Itu berarti, Nurdin dan Suprianto, masing-masing telah menerima uang pemberian Kapolda Kepri Rp 9.250.000,- Itu kalau uang pemberian kedua Rp 17 juta dibagi rata untuk empat sekuriti, yakni Nurdin, Suprianto, Sahrul dan Dodo.

Kuasa hukum Nurdin dan Suprianto, Sutan J Siregar, mengaku kaget dengan apa yang telah terjadi. Uang yang diterima kedua kliennya  itu diketahui setelah keluar dari Mapolda Kepri.

Sutan, selaku kuasa hukum, ketika hendak mendampingi kliennya dalam pertemuan para sekuriti
dengan Kapolda Kepri, mengaku dihalang-halangi petugas atas dasar perintah Kapolda Kepri.

"Iya, saya baru tahu setelah keluar dari Polda Kepri. Awalnya kedua klien tidak mau cerita, setelah saya tanyakan terus, akhirnya mereka baru mau terbuka," ujar Sutan kepada batamtoday, Sabtu (13/8/2011).

Tiga hari kemudian, Selasa (16/8/2011), Nurdin mencabut kuasa dari Sutan J Siregar.
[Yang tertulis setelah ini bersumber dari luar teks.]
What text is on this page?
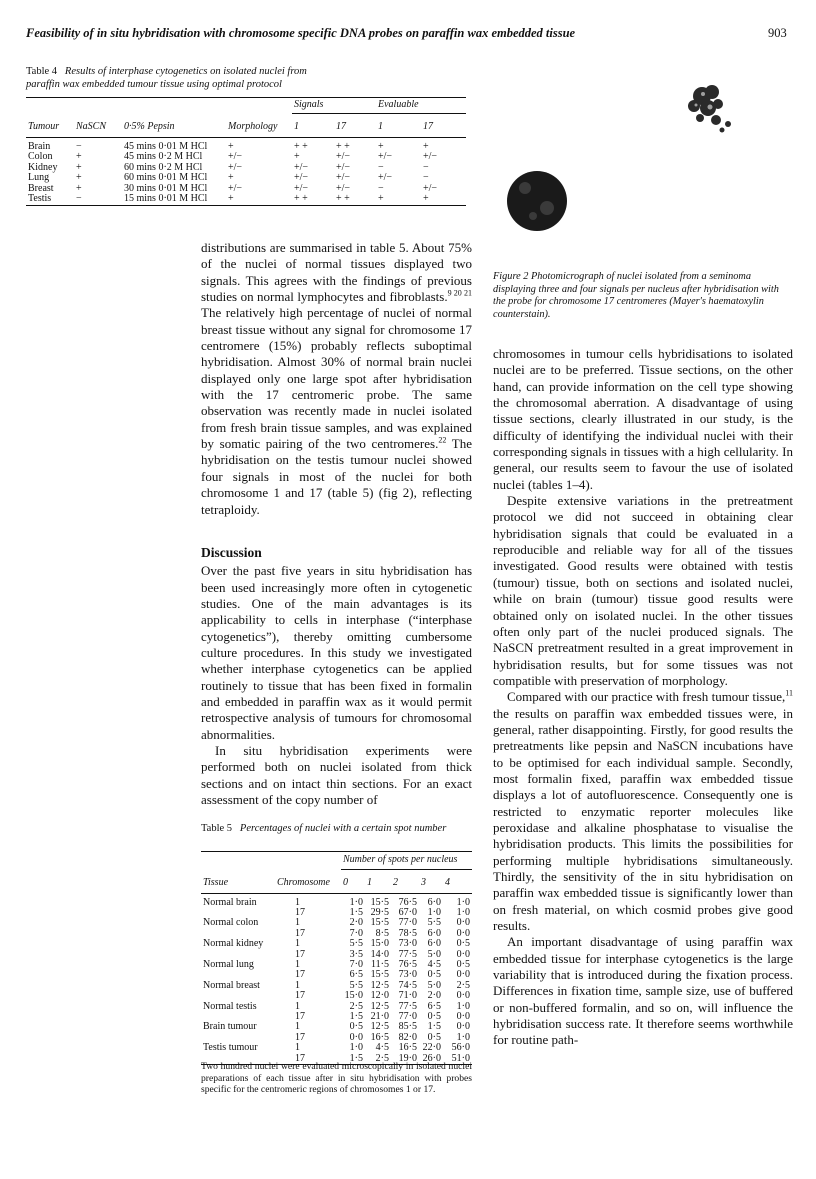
Feasibility of in situ hybridisation with chromosome specific DNA probes on paraffin wax embedded tissue	903
Table 4 Results of interphase cytogenetics on isolated nuclei from paraffin wax embedded tumour tissue using optimal protocol
				Signals		Evaluable	

Tumour	NaSCN	0·5% Pepsin	Morphology	1	17	1	17

Brain	−	45 mins 0·01 M HCl	+	+ +	+ +	+	+
Colon	+	45 mins 0·2 M HCl	+/−	+	+/−	+/−	+/−
Kidney	+	60 mins 0·2 M HCl	+/−	+/−	+/−	−	−
Lung	+	60 mins 0·01 M HCl	+	+/−	+/−	+/−	−
Breast	+	30 mins 0·01 M HCl	+/−	+/−	+/−	−	+/−
Testis	−	15 mins 0·01 M HCl	+	+ +	+ +	+	+

Figure 2 Photomicrograph of nuclei isolated from a seminoma displaying three and four signals per nucleus after hybridisation with the probe for chromosome 17 centromeres (Mayer's haematoxylin counterstain).

distributions are summarised in table 5. About 75% of the nuclei of normal tissues displayed two signals. This agrees with the findings of previous studies on normal lymphocytes and fibroblasts.$^{9 20 21}$ The relatively high percentage of nuclei of normal breast tissue without any signal for chromosome 17 centromere (15%) probably reflects suboptimal hybridisation. Almost 30% of normal brain nuclei displayed only one large spot after hybridisation with the 17 centromeric probe. The same observation was recently made in nuclei isolated from fresh brain tissue samples, and was explained by somatic pairing of the two centromeres.$^{22}$ The hybridisation on the testis tumour nuclei showed four signals in most of the nuclei for both chromosome 1 and 17 (table 5) (fig 2), reflecting tetraploidy.

Discussion

Over the past five years in situ hybridisation has been used increasingly more often in cytogenetic studies. One of the main advantages is its applicability to cells in interphase (“interphase cytogenetics”), thereby omitting cumbersome culture procedures. In this study we investigated whether interphase cytogenetics can be applied routinely to tissue that has been fixed in formalin and embedded in paraffin wax as it would permit retrospective analysis of tumours for chromosomal abnormalities.

In situ hybridisation experiments were performed both on nuclei isolated from thick sections and on intact thin sections. For an exact assessment of the copy number of

Table 5 Percentages of nuclei with a certain spot number
		Number of spots per nucleus				

Tissue	Chromosome	0	1	2	3	4

Normal brain	1	1·0	15·5	76·5	6·0	1·0
	17	1·5	29·5	67·0	1·0	1·0
Normal colon	1	2·0	15·5	77·0	5·5	0·0
	17	7·0	8·5	78·5	6·0	0·0
Normal kidney	1	5·5	15·0	73·0	6·0	0·5
	17	3·5	14·0	77·5	5·0	0·0
Normal lung	1	7·0	11·5	76·5	4·5	0·5
	17	6·5	15·5	73·0	0·5	0·0
Normal breast	1	5·5	12·5	74·5	5·0	2·5
	17	15·0	12·0	71·0	2·0	0·0
Normal testis	1	2·5	12·5	77·5	6·5	1·0
	17	1·5	21·0	77·0	0·5	0·0
Brain tumour	1	0·5	12·5	85·5	1·5	0·0
	17	0·0	16·5	82·0	0·5	1·0
Testis tumour	1	1·0	4·5	16·5	22·0	56·0
	17	1·5	2·5	19·0	26·0	51·0

Two hundred nuclei were evaluated microscopically in isolated nuclei preparations of each tissue after in situ hybridisation with probes specific for the centromeric regions of chromosomes 1 or 17.

chromosomes in tumour cells hybridisations to isolated nuclei are to be preferred. Tissue sections, on the other hand, can provide information on the cell type showing the chromosomal aberration. A disadvantage of using tissue sections, clearly illustrated in our study, is the difficulty of identifying the individual nuclei with their corresponding signals in tissues with a high cellularity. In general, our results seem to favour the use of isolated nuclei (tables 1–4).

Despite extensive variations in the pretreatment protocol we did not succeed in obtaining clear hybridisation signals that could be evaluated in a reproducible and reliable way for all of the tissues investigated. Good results were obtained with testis (tumour) tissue, both on sections and isolated nuclei, while on brain (tumour) tissue good results were obtained only on isolated nuclei. In the other tissues often only part of the nuclei produced signals. The NaSCN pretreatment resulted in a great improvement in hybridisation results, but for some tissues was not compatible with preservation of morphology.

Compared with our practice with fresh tumour tissue,$^{11}$ the results on paraffin wax embedded tissues were, in general, rather disappointing. Firstly, for good results the pretreatments like pepsin and NaSCN incubations have to be optimised for each individual sample. Secondly, most formalin fixed, paraffin wax embedded tissue displays a lot of autofluorescence. Consequently one is restricted to enzymatic reporter molecules like peroxidase and alkaline phosphatase to visualise the hybridisation products. This limits the possibilities for performing multiple hybridisations simultaneously. Thirdly, the sensitivity of the in situ hybridisation on paraffin wax embedded tissue is significantly lower than on fresh material, on which cosmid probes give good results.

An important disadvantage of using paraffin wax embedded tissue for interphase cytogenetics is the large variability that is introduced during the fixation process. Differences in fixation time, sample size, use of buffered or non-buffered formalin, and so on, will influence the hybridisation success rate. It therefore seems worthwhile for routine path-
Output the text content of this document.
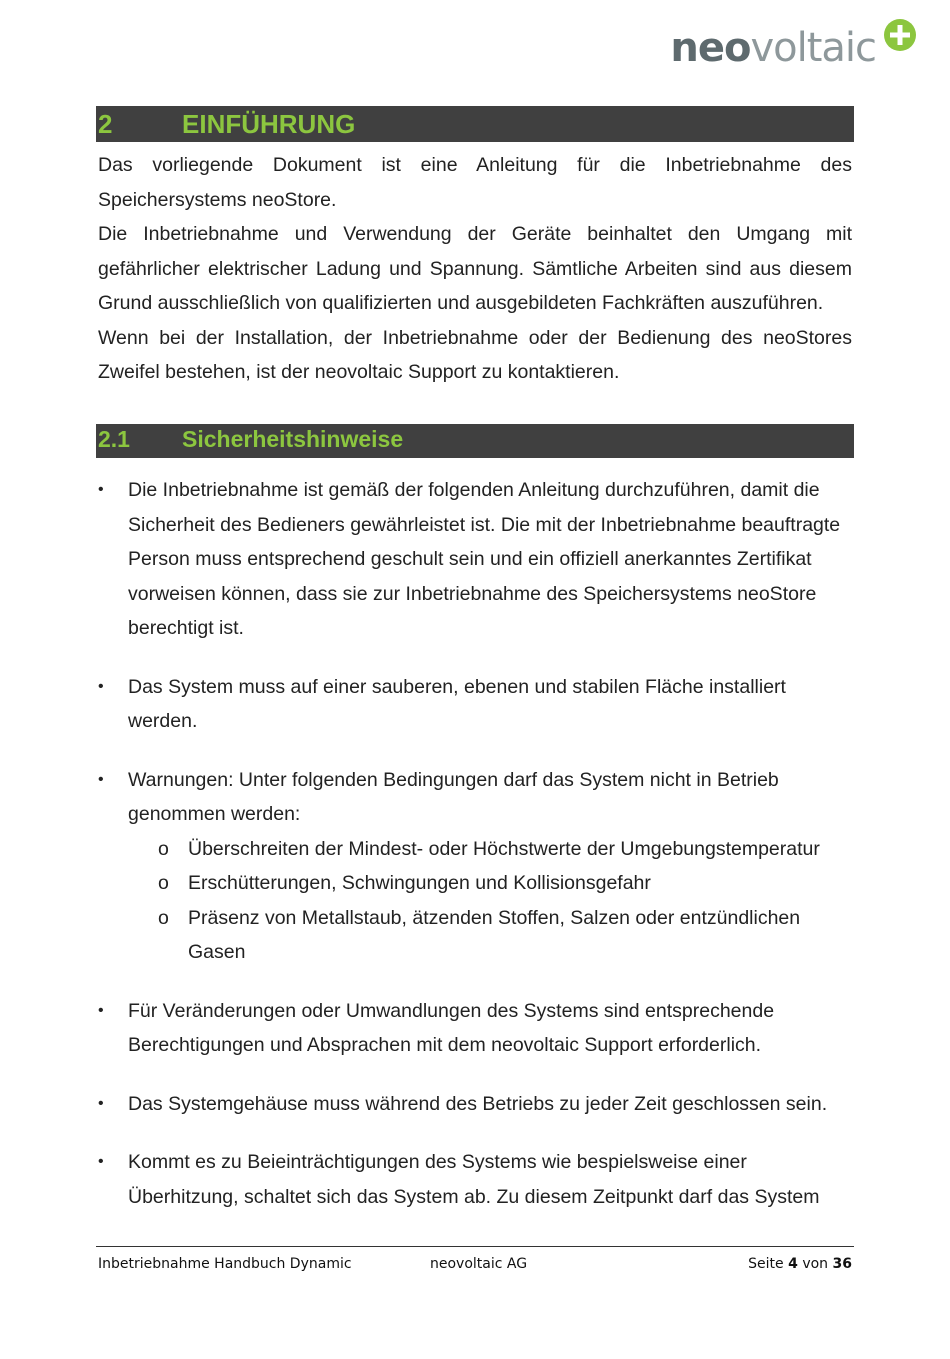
neovoltaic
2	EINFÜHRUNG
Das vorliegende Dokument ist eine Anleitung für die Inbetriebnahme des Speichersystems neoStore.
Die Inbetriebnahme und Verwendung der Geräte beinhaltet den Umgang mit gefährlicher elektrischer Ladung und Spannung. Sämtliche Arbeiten sind aus diesem Grund ausschließlich von qualifizierten und ausgebildeten Fachkräften auszuführen.
Wenn bei der Installation, der Inbetriebnahme oder der Bedienung des neoStores Zweifel bestehen, ist der neovoltaic Support zu kontaktieren.
2.1 Sicherheitshinweise
• Die Inbetriebnahme ist gemäß der folgenden Anleitung durchzuführen, damit die Sicherheit des Bedieners gewährleistet ist. Die mit der Inbetriebnahme beauftragte Person muss entsprechend geschult sein und ein offiziell anerkanntes Zertifikat vorweisen können, dass sie zur Inbetriebnahme des Speichersystems neoStore berechtigt ist.
• Das System muss auf einer sauberen, ebenen und stabilen Fläche installiert werden.
• Warnungen: Unter folgenden Bedingungen darf das System nicht in Betrieb genommen werden:
o Überschreiten der Mindest- oder Höchstwerte der Umgebungstemperatur
o Erschütterungen, Schwingungen und Kollisionsgefahr
o Präsenz von Metallstaub, ätzenden Stoffen, Salzen oder entzündlichen Gasen
• Für Veränderungen oder Umwandlungen des Systems sind entsprechende Berechtigungen und Absprachen mit dem neovoltaic Support erforderlich.
• Das Systemgehäuse muss während des Betriebs zu jeder Zeit geschlossen sein.
• Kommt es zu Beieinträchtigungen des Systems wie bespielsweise einer Überhitzung, schaltet sich das System ab. Zu diesem Zeitpunkt darf das System
Inbetriebnahme Handbuch Dynamic	neovoltaic AG	Seite 4 von 36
Selang sehari, Rabu (17/8/2011) malam, Suprianto juga mencabut kuasa.

"Staf saya yang menerima langsung berkas yang diantar Nurdin maupun Suprianto. Tapi dari mana mereka bisa mengkonsep dan mencetak berkas cabutan kuasa itu kalau tidak ada yang mengarahkan," ujar Sutan, sembari menyebutkan ada aktor yang mempengaruhi untuk mencabut kuasa.

Tujuan aktor yang menekan kliennya itu, kata Sutan, agar Nurdin tidak lagi menuntut para penyidik Ditrekrimum Polda Kepri yang telah melakukan penganiayaan terhadap para sekuriti selama mereka ditahan.

"Saya tidak dapat melarang yang bersangkutan untuk menarik kuasanya, tapi kenapa pencabutan kuasa ini mendadak. Ada apa ini semua," kata Sutan.

Menurut Sutan, tanda ketidakberesan masalah ini mulai dirasakannya saat Ikatan Keluarga Batak Islam (IKBI) yang sebelumnya menaungi kliennya itu, mulai menjauh pada saat sekuriti ini berhasil ditangguhkan penahanannya.

Sutan membeberkan, terjadinya ketidakberesan mulai dicurigainya ketika dirinya akan membawa Nurdin, Suprianto dan Sahrul, ke Jakarta menuju Komnas HAM. Waktu itu, Senin (15/8/2011), Nurdin dan Sahrul menyatakan tidak ingin ke Komnas HAM.

"Saya anggap mereka semua kacang lupa kulit. Kenapa setelah saya berhasil membuat orang-orang ini ditangguhkan penahanannya, saya diperlakukan seperti ini," ujar Sutan kecewa.

Sejak Nurdin dan Suprianto mencabut kuasa dari Sutan, kedua orang yang pernah merasakan siksaan polisi ini tak lagi berteriak-teriak menuntut keadilan.

Kini, suara Nurdin dan Suprianto sayup-sayup saja terdengar, bagai suara anjing yang melolong di kejauhan. Tak nyata, semakin jauh?

Bahkan, sang mantan kuasa hukum Nurdin dan Suprianto, Sutan J Siregar, merasa sendirian untuk tetap berjuang. Mengutip Lucius Calpurnius Piso Caesoninus (43 SM), Sutan Siregar berujar “Fiat justitia ruat caelum”. Hendaklah keadilan ditegakkan, walaupun langit akan runtuh!